Page 19 of Dragon Unhinged

“Anything, little sister.”

I smile. “I want to spend the night with a friend. A classmate from school. Without Papa’s guard dogs watching me.”

“I’ll see what I can do. But don’t expect it to be any time soon.”

I know it’s a long shot, but at least’ll keep Zimo focused on something else, rather than thinking I might be interested in the shifters in the basement. The longer he thinks I have no idea they’re down there, the better.

Chapter

Eight

DECLAN

Before Brianna, the only moments of relief came when my captors released the spell holding me in my cage. It’s fleeting, and barely enough to seize fresh air and a small glimpse of what my life was before.

Guards with shock-sticks make sure I can’t get far or forget completely where I am, but at least I can pretend for a few precious seconds I’m not on my way to my execution or worse…someone else’s.

Tonight, though, all I can think about is Brianna and the relief lasts even longer.

I had to shake out the delicate braids she wove into my hair, ruining all the work she put in before my captors saw, but it doesn’t change how much they meant to me. The feel of her fingertips working gently in my hair was more erotic and touching than anything I’d ever experienced.

A new fear creeps under my skin as I realize just how much she means to me. A fear that she’ll get caught. A fear that she’ll never come down into my cell again. A fear that I’ll lose her…forever.

We reach our destination with the usual cattle shoot at the exit out the back of the van into a spelled tunnel. Into the depths of a magically glamoured arena. Instead of chained, starving tigers, there are shifters forced to tear each other part until one has taken their last breath. I’m prodded into another cage where I have a stone bench, a water bowl like I’m a dog, and nothing else.

The copper scent of blood is thick in the air tonight, covering the modern-day coliseum with an ominousness that I can’t shake.

Something else in the air.

Something’s different tonight.

Normally, I don’t have to hear other fights going on.

Normally, I don’t have to wait long for my trip into the ring.

Something about tonight is far from normal.

Why haven’t I gone down the tunnels to the ring yet? What do they have planned?

Nothing ever good comes from them deciding to shake things up in the arena. My agitation and frustration grow as I wait in my dark cave of a cell.
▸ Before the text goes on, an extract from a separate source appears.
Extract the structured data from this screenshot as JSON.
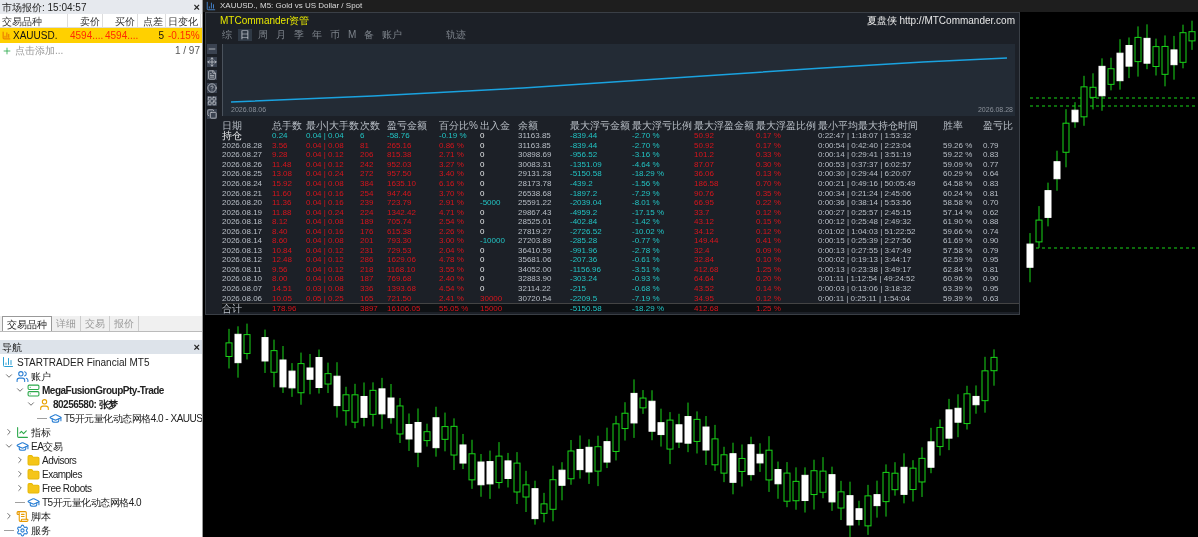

Waiting for whatever is coming.

If I’m not completely focused, if I can’t figure out how to beat whatever opponent they have lined up for me, I could absolutely lose my life tonight.

And if I die, what would happen to Brianna? Would she make friends with Ewan? The bear? Would she think that I somehow escaped and abandoned her? The thought of never seeing her again, of leaving her questioning makes me sick.

The waiting, the pacing, the unknown is making me and my dragon itchy with anticipation.

I try to focus on remembering the good things, like knowing my dragon will get to stretch his wings, even if it’s a forced shift.

A voice comes down the corridor. “That’s it. Pack ‘em up. No more battles tonight.”

What?

I blink a couple times, even as one of my guards approaches a syringe in his hand.

I step back instinctively.

“Don’t make this harder than it has to be.” He says in a low, menacing voice, but I can smell the fear coating his skin like a shield.